Astronomers used X-ray data rather than more traditional visual observations to locate the distant planet hidden in this system. “We are trying to open up a whole new arena for finding other worlds by searching for planet candidates at X-ray wavelengths, a strategy that makes it possible to discover them in other galaxies,” said study lead Rosanne Di Stefano of the Harvard-Smithsonian Center for Astrophysics in a press release.
The new study,
which was published in Nature Astronomy, looked at three galaxies: M51, M101, and M104. Using the Chandra X-ray Observatory and the European Space Agency’s XMM-Newton, the team targeted more than 200 total star systems within these galaxies. They discovered only one exoplanet in all of those systems.
So far, researchers have primarily used two methods to identify the over 4,000 confirmed exoplanets. The radial velocity method determines how much a star wobbles when an orbiting planet gently tugs on its stellar host. Even though stars have far more mass than the planets that orbit them, even a small planet can cause its star to move slightly, leaving an imprint in the star’s light.
In contrast, the transit method takes advantage of a planet passing in front of its star. This temporarily dims the starlight by a noticeable amount. Even though planets are much smaller than stars, researchers can detect these delicate but detectable variations in brightness.

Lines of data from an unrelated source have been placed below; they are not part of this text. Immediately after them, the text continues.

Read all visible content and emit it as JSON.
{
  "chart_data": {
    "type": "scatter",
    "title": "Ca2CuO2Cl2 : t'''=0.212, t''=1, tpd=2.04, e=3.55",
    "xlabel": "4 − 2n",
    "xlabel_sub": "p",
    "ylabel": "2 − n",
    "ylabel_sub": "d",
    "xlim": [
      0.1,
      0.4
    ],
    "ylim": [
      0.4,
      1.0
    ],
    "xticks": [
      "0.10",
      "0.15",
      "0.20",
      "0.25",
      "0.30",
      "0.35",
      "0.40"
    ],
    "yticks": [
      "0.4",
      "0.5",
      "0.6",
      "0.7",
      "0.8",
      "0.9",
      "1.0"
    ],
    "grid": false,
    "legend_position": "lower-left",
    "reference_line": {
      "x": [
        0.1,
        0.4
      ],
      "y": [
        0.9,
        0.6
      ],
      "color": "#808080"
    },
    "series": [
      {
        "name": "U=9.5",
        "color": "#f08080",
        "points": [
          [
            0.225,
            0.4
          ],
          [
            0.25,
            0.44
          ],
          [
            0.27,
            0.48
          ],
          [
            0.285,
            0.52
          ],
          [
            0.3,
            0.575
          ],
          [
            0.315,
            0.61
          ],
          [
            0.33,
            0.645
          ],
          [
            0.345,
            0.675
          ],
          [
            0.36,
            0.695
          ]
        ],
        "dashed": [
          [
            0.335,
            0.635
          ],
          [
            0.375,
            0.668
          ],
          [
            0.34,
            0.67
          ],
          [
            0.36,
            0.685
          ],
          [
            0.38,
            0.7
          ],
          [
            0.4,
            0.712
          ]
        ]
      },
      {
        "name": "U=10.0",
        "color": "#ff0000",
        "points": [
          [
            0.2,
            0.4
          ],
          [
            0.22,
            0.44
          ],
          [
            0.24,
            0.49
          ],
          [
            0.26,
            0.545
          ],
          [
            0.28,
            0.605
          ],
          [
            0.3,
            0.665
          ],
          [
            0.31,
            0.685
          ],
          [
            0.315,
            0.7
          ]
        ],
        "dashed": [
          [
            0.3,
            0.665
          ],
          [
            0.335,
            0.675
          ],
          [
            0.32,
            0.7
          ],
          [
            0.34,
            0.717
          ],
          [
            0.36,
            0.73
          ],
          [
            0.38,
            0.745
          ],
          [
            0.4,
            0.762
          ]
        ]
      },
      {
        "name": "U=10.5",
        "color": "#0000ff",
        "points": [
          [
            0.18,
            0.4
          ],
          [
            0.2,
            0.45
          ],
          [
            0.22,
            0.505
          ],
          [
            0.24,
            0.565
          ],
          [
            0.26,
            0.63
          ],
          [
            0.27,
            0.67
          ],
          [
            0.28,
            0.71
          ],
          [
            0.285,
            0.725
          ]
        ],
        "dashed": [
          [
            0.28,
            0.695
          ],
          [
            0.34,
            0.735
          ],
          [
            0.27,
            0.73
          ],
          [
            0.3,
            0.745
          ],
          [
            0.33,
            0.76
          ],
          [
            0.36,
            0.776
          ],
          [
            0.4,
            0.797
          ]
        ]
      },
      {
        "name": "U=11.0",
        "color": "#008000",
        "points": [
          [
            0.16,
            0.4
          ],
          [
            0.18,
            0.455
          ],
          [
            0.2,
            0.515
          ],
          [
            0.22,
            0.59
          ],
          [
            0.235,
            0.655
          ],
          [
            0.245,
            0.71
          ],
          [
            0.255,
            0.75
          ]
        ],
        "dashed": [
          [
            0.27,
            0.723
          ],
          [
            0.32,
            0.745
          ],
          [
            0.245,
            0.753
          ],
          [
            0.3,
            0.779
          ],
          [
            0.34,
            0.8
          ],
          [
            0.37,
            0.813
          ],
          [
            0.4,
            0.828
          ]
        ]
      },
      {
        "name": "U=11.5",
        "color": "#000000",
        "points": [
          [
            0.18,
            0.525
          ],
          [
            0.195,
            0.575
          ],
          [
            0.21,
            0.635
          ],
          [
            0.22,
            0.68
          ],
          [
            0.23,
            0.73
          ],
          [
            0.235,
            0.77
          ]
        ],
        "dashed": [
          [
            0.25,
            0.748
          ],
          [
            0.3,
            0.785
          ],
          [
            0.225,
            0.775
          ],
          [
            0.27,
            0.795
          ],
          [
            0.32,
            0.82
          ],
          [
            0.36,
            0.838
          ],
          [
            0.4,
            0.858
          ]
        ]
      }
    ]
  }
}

Although both the radial velocity and transit methods are clearly effective, they can only find planets up to about 3,000 light-years from Earth. That is still well within the bounds of our Milky Way galaxy, which spans approximately 100,000 light-years.
To find the first extragalactic planet,
scientists decided to look for passing planets within X-ray binaries. A white dwarf, neutron star, or black hole would pull material from a companion star in these systems. When this material collides with the exotic stellar remnant, it becomes superheated and emits X-rays.
Unlike optical light transits, where a relatively small planet only blocks a tiny amount of starlight, the area where X-rays are produced in such binary systems is small enough that even a planet can block a significant portion (if not all) of the X-ray light. This means that X-ray transits can be found at much greater distances than visual transits.
The black hole or neutron star
in the M51-ULS-1 system is closely orbited by a star 20 times the mass of the Sun. This makes the system one of the most visible X-ray binaries in M51. Using Chandra data, researchers discovered that the X-rays typically emitted by the system dropped to zero for 3 hours. The researchers believe that a Saturn-sized exoplanet is orbiting the compact object at a distance of 19.2 astronomical units (AU; where 1 AU is the average distance between Earth and the Sun). That is roughly twice the distance between Saturn and the Sun.
Of course, an exoplanet isn’t the only possibility for why the X-ray signal was disrupted. A cloud of dust passing in front of an X-ray source can also obscure it. The researchers did consider this explanation, too, but they ultimately concluded it was less likely than an exoplanet.
Unfortunately, it will take a long time to confirm the extragalactic detection. Because of its large orbit, the candidate will not pass in front of the source for another 70 years.
If M51-ULS-1 is a planet, the Saturn-sized object has a turbulent past.
The presence of a neutron star or black hole indicates that the system once housed not only the current companion star, but also another dying star. This doomed star would have used up all of its fuel before exploding as a supernova, bathing any nearby planets in intense radiation.
And, because the system’s massive current companion star is still alive and well, it’s entirely possible that this extragalactic exoplanet will be forced to survive another destructive supernova in the future.